Do you approach your program participants with curiosity rather than judgement about how substance use impacts their safety, empowerment and access to services?
What kind of outreach do you provide for service recipients of alcohol/drug treatment programs?
Do the policies enforced in your program prevent survivors of domestic violence/sexual assault who use drugs/alcohol or are in drug/alcohol treatments from accessing services?
Does your program acknowledge the impact of substance use, trauma, and mental health on safety, recovery and wellness?
Are there integrated tools available for screening and referrals?
Does your program provide trainings on the intersections of domestic violence, sexual assault, trauma, and substance use/abuse and dependence?
Does your program have a partnership with local substance abuse programs and other professionals in the community to support survivors with co-occuring issues?
Do you avoid re-victimizing, shaming, judging, or blaming clients? Are you able to share messages of support, validation, and empowerment?

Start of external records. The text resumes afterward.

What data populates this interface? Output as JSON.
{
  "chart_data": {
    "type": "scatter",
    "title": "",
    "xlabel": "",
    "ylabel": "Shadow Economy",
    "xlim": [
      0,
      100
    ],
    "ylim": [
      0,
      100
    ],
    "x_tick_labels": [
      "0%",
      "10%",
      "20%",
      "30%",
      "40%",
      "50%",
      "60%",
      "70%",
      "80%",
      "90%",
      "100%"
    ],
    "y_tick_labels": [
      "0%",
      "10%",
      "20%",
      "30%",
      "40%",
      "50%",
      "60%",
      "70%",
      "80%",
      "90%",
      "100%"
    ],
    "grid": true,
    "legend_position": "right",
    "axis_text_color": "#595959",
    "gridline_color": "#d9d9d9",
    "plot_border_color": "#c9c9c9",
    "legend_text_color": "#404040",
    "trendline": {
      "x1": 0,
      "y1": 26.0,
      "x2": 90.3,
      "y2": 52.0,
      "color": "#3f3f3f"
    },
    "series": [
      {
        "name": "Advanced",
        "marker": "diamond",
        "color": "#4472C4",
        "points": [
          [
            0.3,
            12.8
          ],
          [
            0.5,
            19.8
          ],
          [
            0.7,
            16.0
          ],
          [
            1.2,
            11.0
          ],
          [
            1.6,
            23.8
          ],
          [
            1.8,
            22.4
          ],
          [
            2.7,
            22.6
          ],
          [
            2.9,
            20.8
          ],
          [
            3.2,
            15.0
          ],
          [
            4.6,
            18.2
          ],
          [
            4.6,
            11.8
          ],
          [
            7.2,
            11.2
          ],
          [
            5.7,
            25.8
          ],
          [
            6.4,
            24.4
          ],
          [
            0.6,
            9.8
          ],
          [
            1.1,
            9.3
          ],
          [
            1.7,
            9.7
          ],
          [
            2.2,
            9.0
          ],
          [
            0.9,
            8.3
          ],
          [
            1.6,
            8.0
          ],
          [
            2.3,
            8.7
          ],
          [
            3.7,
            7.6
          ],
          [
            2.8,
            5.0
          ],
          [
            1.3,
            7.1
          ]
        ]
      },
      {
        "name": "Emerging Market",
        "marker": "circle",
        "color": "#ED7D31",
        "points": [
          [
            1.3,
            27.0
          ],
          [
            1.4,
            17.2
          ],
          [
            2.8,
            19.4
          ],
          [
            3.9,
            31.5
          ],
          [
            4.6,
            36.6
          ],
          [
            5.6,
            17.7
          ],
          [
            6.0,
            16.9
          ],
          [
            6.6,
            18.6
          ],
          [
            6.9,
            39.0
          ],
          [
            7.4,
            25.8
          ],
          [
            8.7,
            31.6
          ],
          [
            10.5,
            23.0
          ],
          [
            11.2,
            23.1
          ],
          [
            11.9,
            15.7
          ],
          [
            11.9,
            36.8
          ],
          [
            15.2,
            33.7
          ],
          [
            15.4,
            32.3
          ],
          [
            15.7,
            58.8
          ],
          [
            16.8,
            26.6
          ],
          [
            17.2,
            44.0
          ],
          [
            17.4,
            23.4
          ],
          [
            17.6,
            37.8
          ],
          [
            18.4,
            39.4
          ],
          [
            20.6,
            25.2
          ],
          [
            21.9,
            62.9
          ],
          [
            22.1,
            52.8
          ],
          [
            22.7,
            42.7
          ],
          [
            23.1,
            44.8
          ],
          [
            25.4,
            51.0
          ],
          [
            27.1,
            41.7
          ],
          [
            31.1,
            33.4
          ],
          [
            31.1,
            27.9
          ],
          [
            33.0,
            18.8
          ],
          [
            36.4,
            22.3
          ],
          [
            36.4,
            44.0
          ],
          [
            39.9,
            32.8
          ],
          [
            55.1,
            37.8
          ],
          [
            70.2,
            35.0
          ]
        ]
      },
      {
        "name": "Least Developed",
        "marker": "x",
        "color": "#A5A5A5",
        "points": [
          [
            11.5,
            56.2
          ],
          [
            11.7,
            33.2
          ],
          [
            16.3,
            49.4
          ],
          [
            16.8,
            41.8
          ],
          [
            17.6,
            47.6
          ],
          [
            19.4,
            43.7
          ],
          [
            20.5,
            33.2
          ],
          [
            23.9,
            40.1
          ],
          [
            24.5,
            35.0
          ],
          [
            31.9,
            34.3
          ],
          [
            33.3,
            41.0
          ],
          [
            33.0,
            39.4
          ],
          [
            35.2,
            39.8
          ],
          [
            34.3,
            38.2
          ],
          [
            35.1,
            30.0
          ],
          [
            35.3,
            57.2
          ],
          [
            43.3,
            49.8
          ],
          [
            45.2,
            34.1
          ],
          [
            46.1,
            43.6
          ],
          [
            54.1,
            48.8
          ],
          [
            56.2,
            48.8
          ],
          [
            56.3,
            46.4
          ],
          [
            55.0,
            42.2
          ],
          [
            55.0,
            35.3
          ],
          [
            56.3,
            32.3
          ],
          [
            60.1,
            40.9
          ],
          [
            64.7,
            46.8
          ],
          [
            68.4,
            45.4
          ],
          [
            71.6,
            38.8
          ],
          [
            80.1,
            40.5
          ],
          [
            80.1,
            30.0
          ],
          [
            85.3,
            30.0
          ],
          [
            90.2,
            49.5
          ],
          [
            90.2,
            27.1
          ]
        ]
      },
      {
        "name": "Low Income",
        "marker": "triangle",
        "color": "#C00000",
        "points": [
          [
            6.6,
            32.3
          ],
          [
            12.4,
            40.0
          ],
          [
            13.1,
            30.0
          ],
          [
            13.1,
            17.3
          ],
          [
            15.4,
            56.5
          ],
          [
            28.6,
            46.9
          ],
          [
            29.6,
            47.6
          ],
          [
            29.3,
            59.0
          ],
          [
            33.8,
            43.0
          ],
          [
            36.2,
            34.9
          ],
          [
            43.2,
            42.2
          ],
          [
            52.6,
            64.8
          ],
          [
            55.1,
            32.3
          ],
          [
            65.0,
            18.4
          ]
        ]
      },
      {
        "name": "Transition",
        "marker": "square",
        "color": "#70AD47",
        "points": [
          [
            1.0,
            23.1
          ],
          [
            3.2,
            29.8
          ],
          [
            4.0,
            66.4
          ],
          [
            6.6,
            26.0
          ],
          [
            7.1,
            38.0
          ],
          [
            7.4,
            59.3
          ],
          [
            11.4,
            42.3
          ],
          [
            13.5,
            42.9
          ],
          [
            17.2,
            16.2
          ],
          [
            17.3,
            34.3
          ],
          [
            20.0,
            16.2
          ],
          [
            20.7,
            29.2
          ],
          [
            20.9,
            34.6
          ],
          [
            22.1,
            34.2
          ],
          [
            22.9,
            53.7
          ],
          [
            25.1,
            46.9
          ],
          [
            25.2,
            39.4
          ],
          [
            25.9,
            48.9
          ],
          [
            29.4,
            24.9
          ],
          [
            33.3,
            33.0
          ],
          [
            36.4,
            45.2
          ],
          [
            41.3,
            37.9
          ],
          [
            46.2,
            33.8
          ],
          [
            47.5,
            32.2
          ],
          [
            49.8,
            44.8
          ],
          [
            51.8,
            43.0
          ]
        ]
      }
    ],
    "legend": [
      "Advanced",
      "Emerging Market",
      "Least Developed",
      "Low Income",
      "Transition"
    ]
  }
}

Can your program support participants with safety planning when they or their partner is abstinent, using, misusing, hungover, or experiencing changes in use pattern, etc.?
Can your program support participants with developing a relapse prevention plan or post-relapse plan?
Are you able to connect participants to a range of DV/SA support networks ie. inpatient or outpatient treatment, advocacy based counseling, shelters, or peer support groups?
Is your program staff trained on harm-reduction principles and strategies?
Does your program stock naloxone (aka Narcan) and train staff about administering naloxone and other overdose prevention strategies?